Diciassette stratagemmi per liberarmi di te, li inventai durante quel sonno lungo giorni o forse ore, li inventai dormendo, sostanze che attraversavano il mio corpo, viaggi nell’inconscio, collettivo e non, là dove tutti i pensieri fluttuano, infinito universo d’intuizioni, idee, esperienze, vissuti, minuti eterni d’esistenze finite, o viceversa, minuti finiti d’esistenze eterne. Diciassette stratagemmi per abbandonarti, zavorra esistenziale, impossibilità di stendere il prossimo passo, di formulare un pensiero nuovo, di premere la maniglia della porta aperta di quella prigione esistenziale all’interno della quale mi ero volontariamente rinchiuso, impossibilità di riprendere il mio cammino, oltre il prossimo minuto, il niente, diciassette stratagemmi, perché esso diventasse nuovamente tutto.
Da piccolo, disteso nel mio letto, in procinto di addormentarmi, fui colpito da uno strano intorpidimento del corpo, improvvisamente, persi sensibilità e funzioni motorie della mia parte sinistra, panico. Prontamente mi alzai, zoppicando raggiunsi la cucina, e un attimo dopo aver varcato la porta, caddi a peso morto. Non sentii dolore, quando il mio corpo toccò il suolo, persi conoscenza un istante prima, lo sfumare tipico di una scena in una vecchia pellicola cinematografica, il mio ultimo ricordo.

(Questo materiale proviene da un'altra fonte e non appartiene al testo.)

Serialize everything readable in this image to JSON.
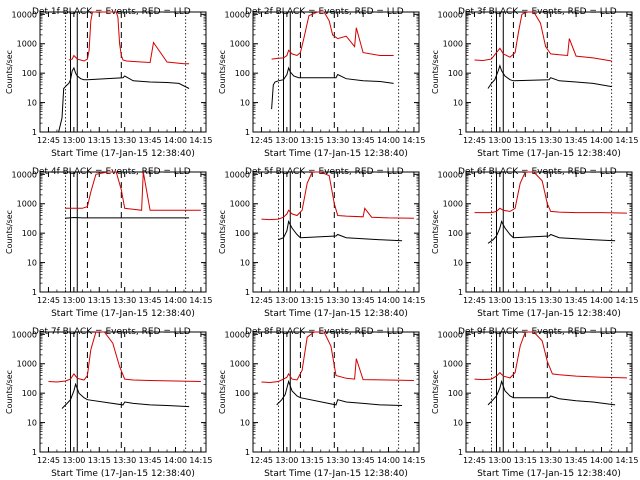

Mi svegliai alla sera e fu dolore. Nell’istante che seguì il sollevarsi delle palpebre, luce, luce, dolore, luce, dolore, la stanza bianca, tu, i tuoi occhi a osservarmi, i tuoi occhi persi nel vuoto di un pensiero troppo distante dal luogo dove ci trovavamo, ricordai i diciassette stratagemmi, sedici falliti completamente, restava l’ultimo, mi alzai, ti presi per mano, prememmo la maniglia della porta, uscimmo insieme, morimmo insieme, e fu rinascita.